The semifinals of the NCAA basketball tournament are today.
Hard to believe the season has gone this fast. (I think that every year now.)
Though I kind of like the first weekend of the tournament better because of its potential for upsets (Lehigh over Duke, Norfolk State over Missouri this year), I had a friend who once said his favorite day was the first day of the Final Four. He thought it was more fun than the championship game that comes two nights later.
The coaches and players for all four teams are really jacked up, and the electricity from their fans fills the arena an energy that is hard to match. And they all enter the building with hope.
Plus, the semifinal games are usually -- but not always -- better than the final. Just the enormity of what is at stake on Monday night often affects play in in the championship game. Holy cow! We’re here! Now that do we do? Let’s not screw it up!
Shooting can be off -- even Larry Bird had an mediocre night shooting (7-of-21) when his Indiana State team lost to Michigan State in 1979 -- and the teams can be tentative in the early going because they have had only one day to prepare for their opponent. Connecticut and Butler combined to shoot only 26.1 percent from the field last year. (In case you were wondering, anything under 43 percent is below average these days.)
It doesn’t always turn out this way, but it happens.
In the semifinals, the teams have had a week to get ready, and the result is a matchup of two well-prepared teams. They’re well-prepared because although not all the Final Four coaches are among the all-time greats, they’re all pretty good in their own way.
So I think my friend had a good point.
The first of today’s semifinals is particularly appealing to me. I used to live in Kentucky and think I may be one of the few sportswriters who actually had both Kentucky and Louisville as my beats.
My second year in Louisville, I got the assignment from the Courier-Journal to cover the Cardinals. Denny Crum was the coach, only a few years removed from his time as an assistant under John Wooden at UCLA. The second year I covered them, the Cardinals made it to the Final Four. Also there in San Diego was Kentucky.

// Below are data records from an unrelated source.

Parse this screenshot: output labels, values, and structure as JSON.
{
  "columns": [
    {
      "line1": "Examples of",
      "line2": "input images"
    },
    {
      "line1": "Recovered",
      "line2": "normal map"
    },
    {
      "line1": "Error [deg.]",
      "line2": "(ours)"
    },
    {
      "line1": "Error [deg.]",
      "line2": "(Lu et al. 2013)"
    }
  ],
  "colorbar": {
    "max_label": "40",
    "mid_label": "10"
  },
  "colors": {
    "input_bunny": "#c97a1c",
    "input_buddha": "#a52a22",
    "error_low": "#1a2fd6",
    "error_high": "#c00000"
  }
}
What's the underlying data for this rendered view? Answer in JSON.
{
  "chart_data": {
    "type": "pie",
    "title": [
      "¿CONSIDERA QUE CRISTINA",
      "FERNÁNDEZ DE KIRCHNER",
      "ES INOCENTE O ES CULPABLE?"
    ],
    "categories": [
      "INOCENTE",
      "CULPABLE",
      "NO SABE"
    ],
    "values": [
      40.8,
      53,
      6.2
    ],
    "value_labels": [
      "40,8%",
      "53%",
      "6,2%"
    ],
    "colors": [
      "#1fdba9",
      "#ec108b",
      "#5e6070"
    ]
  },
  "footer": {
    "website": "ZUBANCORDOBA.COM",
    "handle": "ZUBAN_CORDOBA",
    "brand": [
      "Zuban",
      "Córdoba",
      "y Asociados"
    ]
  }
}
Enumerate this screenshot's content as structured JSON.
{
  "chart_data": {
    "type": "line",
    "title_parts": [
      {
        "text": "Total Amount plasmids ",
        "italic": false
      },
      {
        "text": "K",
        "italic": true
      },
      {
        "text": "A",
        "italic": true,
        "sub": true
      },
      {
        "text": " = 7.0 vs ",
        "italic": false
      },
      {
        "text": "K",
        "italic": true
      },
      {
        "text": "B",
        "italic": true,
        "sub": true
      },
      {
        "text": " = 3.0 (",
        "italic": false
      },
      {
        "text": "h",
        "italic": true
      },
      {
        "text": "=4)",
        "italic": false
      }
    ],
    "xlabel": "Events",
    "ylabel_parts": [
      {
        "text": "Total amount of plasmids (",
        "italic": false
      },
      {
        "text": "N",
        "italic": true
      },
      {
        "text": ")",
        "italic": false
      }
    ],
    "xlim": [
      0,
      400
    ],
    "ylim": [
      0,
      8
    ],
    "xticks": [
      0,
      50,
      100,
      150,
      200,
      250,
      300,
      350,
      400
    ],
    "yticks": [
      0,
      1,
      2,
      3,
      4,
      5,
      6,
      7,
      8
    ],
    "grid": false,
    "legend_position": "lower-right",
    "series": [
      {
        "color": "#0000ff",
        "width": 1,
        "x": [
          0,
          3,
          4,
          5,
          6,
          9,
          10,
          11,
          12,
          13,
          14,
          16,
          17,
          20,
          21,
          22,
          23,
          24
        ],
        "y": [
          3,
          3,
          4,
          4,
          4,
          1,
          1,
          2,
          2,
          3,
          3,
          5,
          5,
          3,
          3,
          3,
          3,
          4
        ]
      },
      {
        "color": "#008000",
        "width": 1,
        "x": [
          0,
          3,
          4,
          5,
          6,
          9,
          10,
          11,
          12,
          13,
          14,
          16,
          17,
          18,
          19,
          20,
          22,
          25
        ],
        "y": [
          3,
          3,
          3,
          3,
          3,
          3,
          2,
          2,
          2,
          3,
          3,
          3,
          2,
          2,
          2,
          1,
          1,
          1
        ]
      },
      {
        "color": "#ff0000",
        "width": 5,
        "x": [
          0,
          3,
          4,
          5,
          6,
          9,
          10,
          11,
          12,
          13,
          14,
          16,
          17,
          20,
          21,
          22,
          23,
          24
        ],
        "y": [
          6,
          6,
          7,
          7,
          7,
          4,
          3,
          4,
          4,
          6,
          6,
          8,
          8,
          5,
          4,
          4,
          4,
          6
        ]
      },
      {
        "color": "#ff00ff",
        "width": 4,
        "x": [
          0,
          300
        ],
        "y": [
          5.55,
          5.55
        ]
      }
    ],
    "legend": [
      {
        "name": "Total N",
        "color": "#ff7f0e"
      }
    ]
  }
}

Joe B. Hall was the coach of the Wildcats and had the line of the tournament. When Wooden announced his retirement after the win over Louisville, Hall, who had succeeded the legendary Adolph Rupp at Kentucky, was asked whom he would recommend for the job.
“Me,” Joe said. “Why ruin two lives?”
Alas. The two teams, who had not met each other since 1979, didn’t get the chance to play each other that year. Louisville lost to UCLA in the semifinals. Kentucky beat Syracuse in the semis, then lost to UCLA in the championship game.
After one more year with the Cardinals, I was moved to the Kentucky beat for the 1976-77 season. This meant driving back and forth from Louisville to Lexington, about a 70-mile trip, a couple of times or so a week (games and a handful of practices), but it wasn’t a bad drive.
The interstate ran only from Louisville to Frankfort at the time, so it meant completing the second half of the journey on U.S. 60.
The part from Versailles (which in Kentucky is pronounced Ver-sales) to Lexington is an especially beautiful drive with the road taking you past horse farms like Calumet Farm as you arrive in Lexington.
In my second year, when the interstate was completed, we sometimes would get off before going all the way to Lexington and take one of the back roads into the town. That would take us on the backside of the farms, just as pretty.
By the time the two teams met in the NCAA tournament in a regional final in 1983, I had left Kentucky and moved on to Jackson. But as sports editor, I managed to finagle the assignment to cover that regional. A very good Arkansas team almost upset Louisville in the semis, and Indiana gave Kentucky a good fight as well.
But both the Cardinals and Wildcats managed to win, and that set up a classic regional final that Louisville won in overtime. Louisville went on to lose to Houston in the Final Four the next week, but no matter. The game with Kentucky led to the establishment of the regular-season series that exists between the two teams today.
The Wildcats and Cardinals would meet again in the NCAA tourney in 1984 with Kentucky winning a regional semifinal game on its home court. (Yes, back then teams were permitted to play at home because the feeling at the time was if the NCAA didn’t allow it, no school, or not many, would apply to host a regional because of all the work involved with no advantage gained.)
But this is the first time the two teams have played in the NCAA tourney since then, and the first time they have met in the Final Four.
I’m thinking Kentucky is going to win, which doesn’t exactly put me in an exclusive group of prognosticators, but I wouldn’t be all that surprised if Louisville pulled it out.
Either way, it’s going to be an interesting and entertaining game to watch. I’m wondering how much camera time Louisville coach Rick Pitino and Kentucky coach John Calipari are going to get. I bet it’s a lot.
Oh, yeah. In the second game, Kansas takes on Ohio State.
I don’t like Ohio State. Buckeyes coach Thad Matta is probably a nice guy, but looks like a weasel, kind of like Duke’s Mike Krzyzewski looks like a ferret. Good coaches, though.
Kansas coach Bill Self looks like someone I wouldn’t mind having a beer with, providing he’s buying. But then, the list of people I’ll have a beer with on their dime (dollars) is not an exclusive group either.